Various truck and engine manufacturers are reportedly divided over how the second phase of the greenhouse gas (GHG) emission reduction truck rules should be structured.
According to Climate Daily News, a newsletter produced by Inside Washington Publishers (subscription required), some engine makers are seeking separate engine and vehicle standards, while some vertically integrated truck makers are pressing for a single standard encompassing both the engine and the vehicle to meet the new GHG-reduction standards.
In their comments to the EPA, a certain engine and truck makers are siding with environmentalists in wanting EPA and NHTSA to structure the Phase 2 rule – due to be proposed in March – the same way the Phase I rule was designed, which included separate standards for the engine, (which was measured), and for the vehicle (which was modeled).
Instead, more global vertically-integrated truck OEMs – which design the entire truck, chassis and powertrain – and are urging the agency to shift to a single model-based standard that will allow them to choose a combination of devices and technologies in order to comply with a base GHG reduction standard for the full vehicle. Proponents say a “system-level optimization” approach makes the most economic sense in order to effectively meet EPA’s final GHG standard. As well, they argue that separating out components such as engines from the complete vehicle as in Phase 1, creates a divergence between “values and real-world fuel economy improvements.”
However, the report says that non-vertically integrated and independent engine makers oppose that approach “because it could undercut their investments” in the technologies they have been working on to comply with the rules.

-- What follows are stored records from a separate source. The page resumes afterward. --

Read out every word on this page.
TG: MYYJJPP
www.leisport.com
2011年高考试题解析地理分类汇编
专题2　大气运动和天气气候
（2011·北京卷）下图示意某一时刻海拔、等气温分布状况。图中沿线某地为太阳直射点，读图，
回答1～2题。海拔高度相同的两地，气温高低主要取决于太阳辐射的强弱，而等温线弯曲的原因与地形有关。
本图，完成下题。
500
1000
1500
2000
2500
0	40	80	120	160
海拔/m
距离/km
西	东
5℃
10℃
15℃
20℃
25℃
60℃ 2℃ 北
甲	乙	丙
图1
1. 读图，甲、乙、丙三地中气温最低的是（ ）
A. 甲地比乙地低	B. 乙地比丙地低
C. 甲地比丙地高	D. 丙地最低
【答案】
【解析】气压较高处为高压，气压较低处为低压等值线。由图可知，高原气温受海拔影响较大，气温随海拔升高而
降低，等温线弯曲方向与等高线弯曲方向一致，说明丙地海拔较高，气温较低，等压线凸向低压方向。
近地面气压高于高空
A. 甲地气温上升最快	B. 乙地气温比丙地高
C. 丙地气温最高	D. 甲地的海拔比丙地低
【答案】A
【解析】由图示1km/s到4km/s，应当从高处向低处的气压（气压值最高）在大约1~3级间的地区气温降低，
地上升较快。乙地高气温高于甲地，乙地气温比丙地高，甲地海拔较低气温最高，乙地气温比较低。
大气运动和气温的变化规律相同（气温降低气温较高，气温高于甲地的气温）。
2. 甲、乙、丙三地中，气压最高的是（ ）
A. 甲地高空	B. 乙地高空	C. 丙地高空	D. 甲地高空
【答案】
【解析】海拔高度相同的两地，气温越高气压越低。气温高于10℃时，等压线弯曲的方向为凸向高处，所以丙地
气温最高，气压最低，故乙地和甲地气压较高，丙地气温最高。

As well, add-on aerodynamic components part of an integrated tractor-trailer can be later replaced with less fuel efficient ones, they add.

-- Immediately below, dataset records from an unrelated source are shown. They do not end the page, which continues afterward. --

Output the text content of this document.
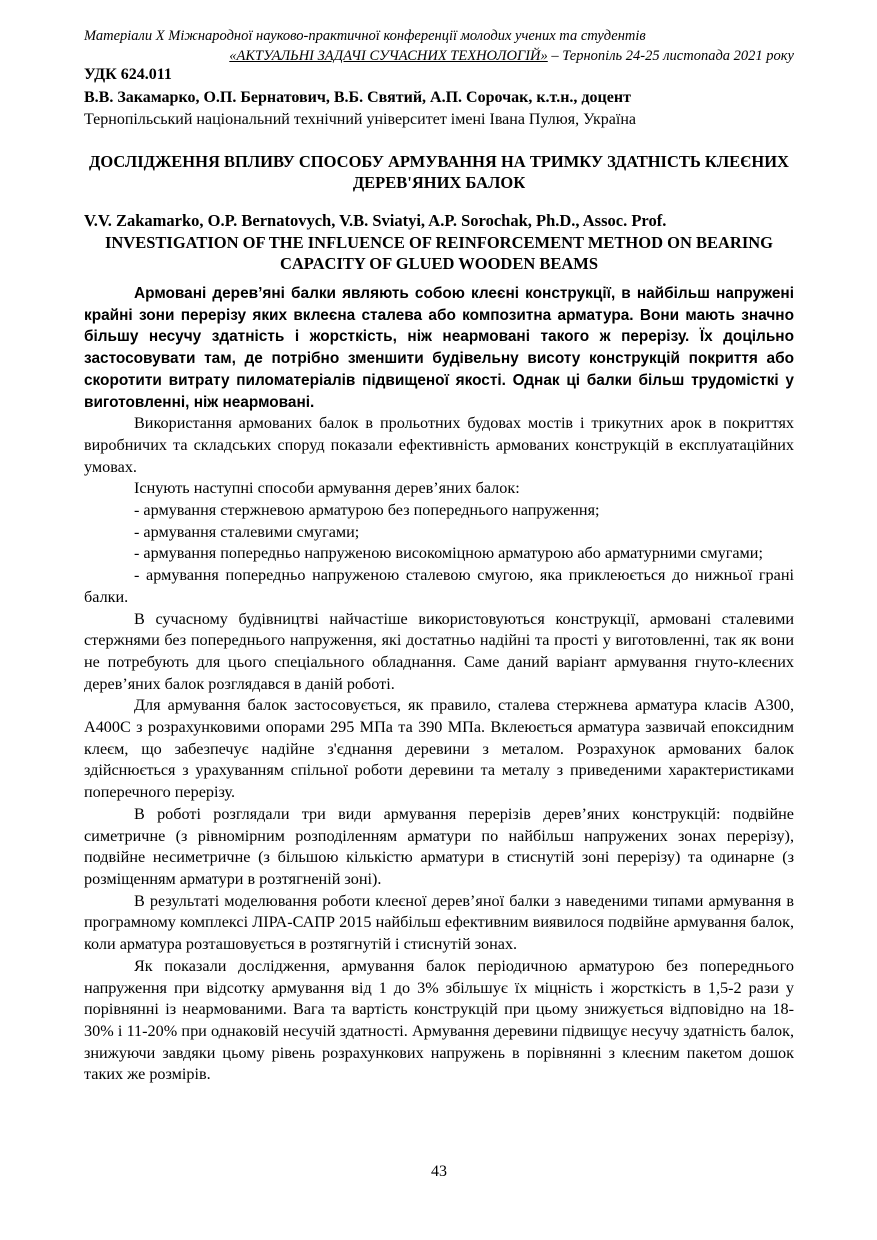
Матеріали Х Міжнародної науково-практичної конференції молодих учених та студентів
«АКТУАЛЬНІ ЗАДАЧІ СУЧАСНИХ ТЕХНОЛОГІЙ» – Тернопіль 24-25 листопада 2021 року
УДК 624.011
В.В. Закамарко, О.П. Бернатович, В.Б. Святий, А.П. Сорочак, к.т.н., доцент
Тернопільський національний технічний університет імені Івана Пулюя, Україна
ДОСЛІДЖЕННЯ ВПЛИВУ СПОСОБУ АРМУВАННЯ НА ТРИМКУ ЗДАТНІСТЬ КЛЕЄНИХ ДЕРЕВ'ЯНИХ БАЛОК
V.V. Zakamarko, O.P. Bernatovych, V.B. Sviatyi, A.P. Sorochak, Ph.D., Assoc. Prof.
INVESTIGATION OF THE INFLUENCE OF REINFORCEMENT METHOD ON BEARING CAPACITY OF GLUED WOODEN BEAMS

Армовані дерев’яні балки являють собою клеєні конструкції, в найбільш напружені крайні зони перерізу яких вклеєна сталева або композитна арматура. Вони мають значно більшу несучу здатність і жорсткість, ніж неармовані такого ж перерізу. Їх доцільно застосовувати там, де потрібно зменшити будівельну висоту конструкцій покриття або скоротити витрату пиломатеріалів підвищеної якості. Однак ці балки більш трудомісткі у виготовленні, ніж неармовані.

Використання армованих балок в прольотних будовах мостів і трикутних арок в покриттях виробничих та складських споруд показали ефективність армованих конструкцій в експлуатаційних умовах.

Існують наступні способи армування дерев’яних балок:

- армування стержневою арматурою без попереднього напруження;

- армування сталевими смугами;

- армування попередньо напруженою високоміцною арматурою або арматурними смугами;

- армування попередньо напруженою сталевою смугою, яка приклеюється до нижньої грані балки.

В сучасному будівництві найчастіше використовуються конструкції, армовані сталевими стержнями без попереднього напруження, які достатньо надійні та прості у виготовленні, так як вони не потребують для цього спеціального обладнання. Саме даний варіант армування гнуто-клеєних дерев’яних балок розглядався в даній роботі.

Для армування балок застосовується, як правило, сталева стержнева арматура класів А300, А400С з розрахунковими опорами 295 МПа та 390 МПа. Вклеюється арматура зазвичай епоксидним клеєм, що забезпечує надійне з'єднання деревини з металом. Розрахунок армованих балок здійснюється з урахуванням спільної роботи деревини та металу з приведеними характеристиками поперечного перерізу.

В роботі розглядали три види армування перерізів дерев’яних конструкцій: подвійне симетричне (з рівномірним розподіленням арматури по найбільш напружених зонах перерізу), подвійне несиметричне (з більшою кількістю арматури в стиснутій зоні перерізу) та одинарне (з розміщенням арматури в розтягненій зоні).

В результаті моделювання роботи клеєної дерев’яної балки з наведеними типами армування в програмному комплексі ЛІРА-САПР 2015 найбільш ефективним виявилося подвійне армування балок, коли арматура розташовується в розтягнутій і стиснутій зонах.

Як показали дослідження, армування балок періодичною арматурою без попереднього напруження при відсотку армування від 1 до 3% збільшує їх міцність і жорсткість в 1,5-2 рази у порівнянні із неармованими. Вага та вартість конструкцій при цьому знижується відповідно на 18-30% і 11-20% при однаковій несучій здатності. Армування деревини підвищує несучу здатність балок, знижуючи завдяки цьому рівень розрахункових напружень в порівнянні з клеєним пакетом дошок таких же розмірів.

43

Phase 2 seeks to further reduce emissions of carbon dioxide and other gases for 2018 and later model trucks. The rules, which will likely be proposed in early 2015, will affect trailers and more trucks, and will include refined testing procedures. Trailer aerodynamics, low-rolling-resistance tires and weight reduction will all likely be part of the Phase 2 requirements.
Quoting sources close to the situation, the Inside Washington report says both the EPA and NHTSA could be open to changing the approach of the standard in Phase 2.
Environmentalists meanwhile, says there should be separate truck and engine standards, but are calling for the agencies to require vehicle testing, rather than modeling, to determine compliance.